CUDA 4.0 编程实践

拿到CUDA 4.0版本与之前的CUDA 2.3有很大的不同。至少,cubin格式变成了ELF文件,不再是decuda的输入文件。用GPU-Z测试了一下我的显卡,GT218 支持OpenCL,CUDA,DirectCompute4.1。好了,一切都安装完毕,包括vs2008。

下面是一个简单的CUDA式的Hello World。

/************************************************************************
*  [!output PROJECT_NAME].cu 
*  This is a example of the CUDA program. 
************************************************************************/

#include <stdio.h>
#include <stdlib.h>
#include <cuda_runtime.h>
/************************************************************************/
/* Example                                                              */
/************************************************************************/
__global__ static void HelloCUDA(char* result, int num, clock_t* time)
{
    int i = 0;  
    char p_HelloCUDA[] = "Hello CUDA!";
    clock_t start = clock();
    for(i = 0; i < num; i++) {
        result[i] = p_HelloCUDA[i];
    }  
    *time = clock() - start;
}

int main(int argc, char** argv)
{
    char        *device_result  = 0;
    clock_t     *time           = 0;

    char        host_result[12] ={0};
    clock_t     time_used       = 0;

    int deviceCount;
    int device;
    
    cudaGetDeviceCount(&deviceCount);

    for (device = 0; device < deviceCount; ++device)
    {
      cudaDeviceProp deviceProp;
      cudaGetDeviceProperties(&deviceProp, device);
      printf("Device %d has compute capability %d.%d .\n",
                device, deviceProp.major, deviceProp.minor);
    }

    cudaMalloc((void**) &device_result, sizeof(char) * 11);
    cudaMalloc((void**) &time, sizeof(clock_t));

    HelloCUDA<<<1, 1, 0>>>(device_result, 11 , time);

    cudaMemcpy(&host_result, device_result, sizeof(char) * 11, cudaMemcpyDeviceToHost);
    cudaMemcpy(&time_used, time, sizeof(clock_t), cudaMemcpyDeviceToHost);
    cudaFree(device_result);
    cudaFree(time);

    printf("%s,%d\n", host_result, time_used);

    return 0;
}

用命令行来编译,相对简单许多,nvcc.exe --help >nvcc.txt得到帮助文档,方便查看。
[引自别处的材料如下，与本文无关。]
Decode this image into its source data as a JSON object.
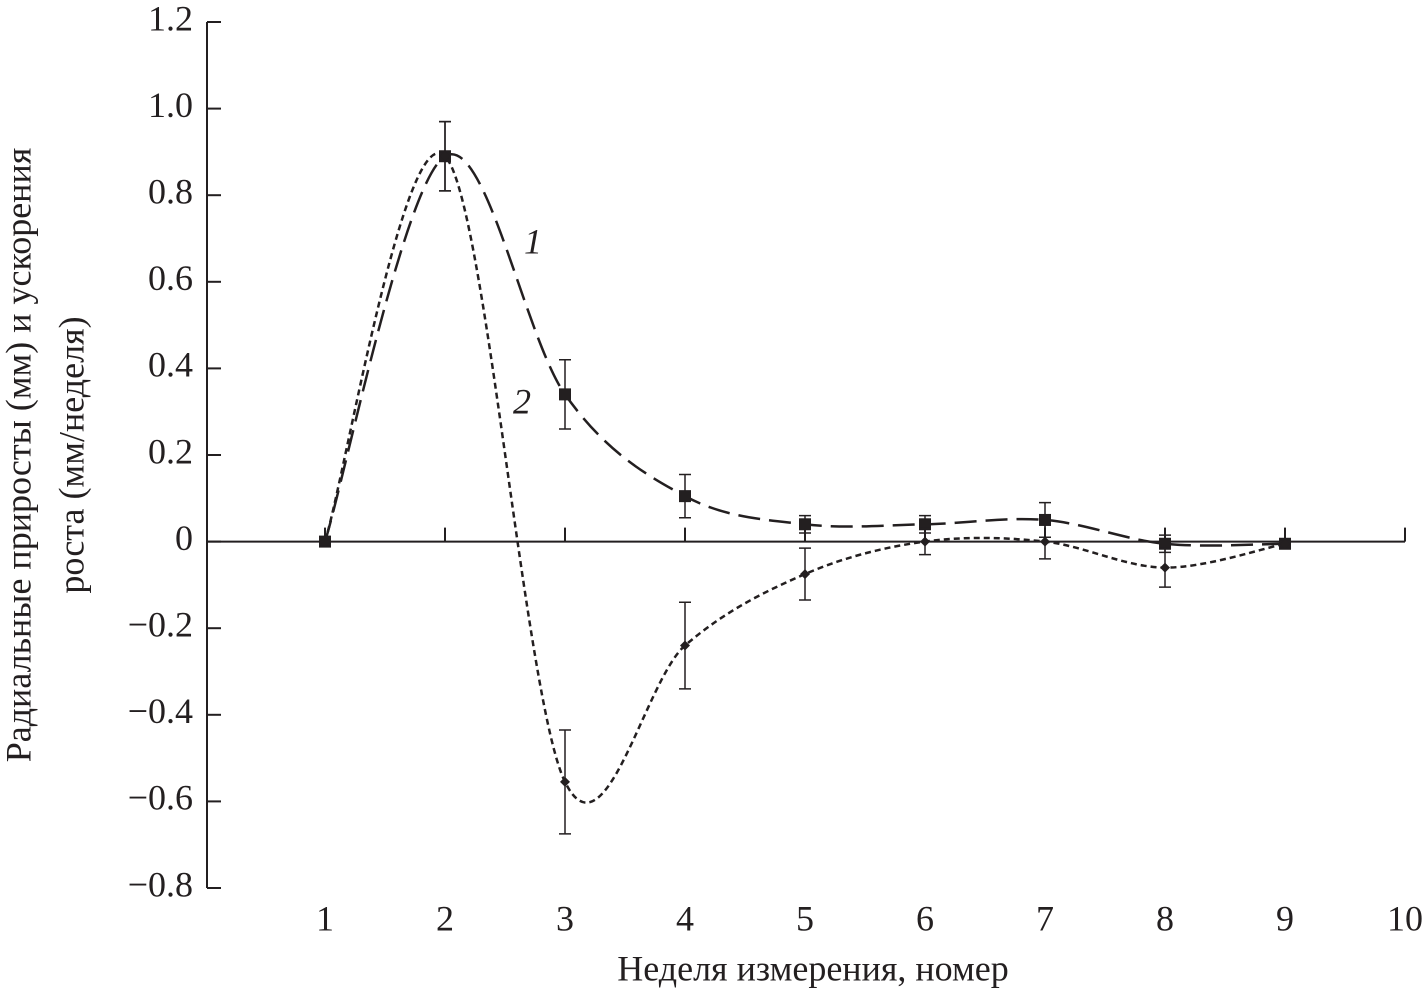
{
  "chart_data": {
    "type": "line",
    "xlabel": "Неделя измерения, номер",
    "ylabel": [
      "Радиальные приросты (мм) и ускорения",
      "роста (мм/неделя)"
    ],
    "x": [
      1,
      2,
      3,
      4,
      5,
      6,
      7,
      8,
      9
    ],
    "series": [
      {
        "name": "1",
        "color": "#231f20",
        "marker": "square",
        "values": [
          0,
          0.89,
          0.34,
          0.105,
          0.04,
          0.04,
          0.05,
          -0.005,
          -0.005
        ],
        "errors": [
          0.01,
          0.08,
          0.08,
          0.05,
          0.02,
          0.02,
          0.04,
          0.02,
          0.01
        ]
      },
      {
        "name": "2",
        "color": "#231f20",
        "marker": "diamond",
        "values": [
          0,
          0.89,
          -0.555,
          -0.24,
          -0.075,
          0,
          0,
          -0.06,
          -0.005
        ],
        "errors": [
          0.01,
          0.08,
          0.12,
          0.1,
          0.06,
          0.03,
          0.04,
          0.045,
          0.01
        ]
      }
    ],
    "xlim": [
      0,
      10
    ],
    "xticks": [
      1,
      2,
      3,
      4,
      5,
      6,
      7,
      8,
      9,
      10
    ],
    "ylim": [
      -0.8,
      1.2
    ],
    "yticks": [
      {
        "value": -0.8,
        "label": "−0.8"
      },
      {
        "value": -0.6,
        "label": "−0.6"
      },
      {
        "value": -0.4,
        "label": "−0.4"
      },
      {
        "value": -0.2,
        "label": "−0.2"
      },
      0,
      0.2,
      0.4,
      0.6,
      0.8,
      {
        "value": 1.0,
        "label": "1.0"
      },
      1.2
    ],
    "grid": false
  }
}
对应上面的程序,批处理文件如下(保存为make.bat双击运行):

@echo off  

set myFun=sample
   
call "%VS90COMNTOOLS%vsvars32.bat"

set include=%CUDA_INC_PATH%;%include%
set lib=%CUDA_LIB_PATH%;%lib%
set path=%CUDA_BIN_PATH%;%path%

echo ------------------===By GoldenSpider 2011-10-8===------------------ 

nvcc %myFun%.cu -c  -Xcompiler "/MD " -o "%myFun%.obj"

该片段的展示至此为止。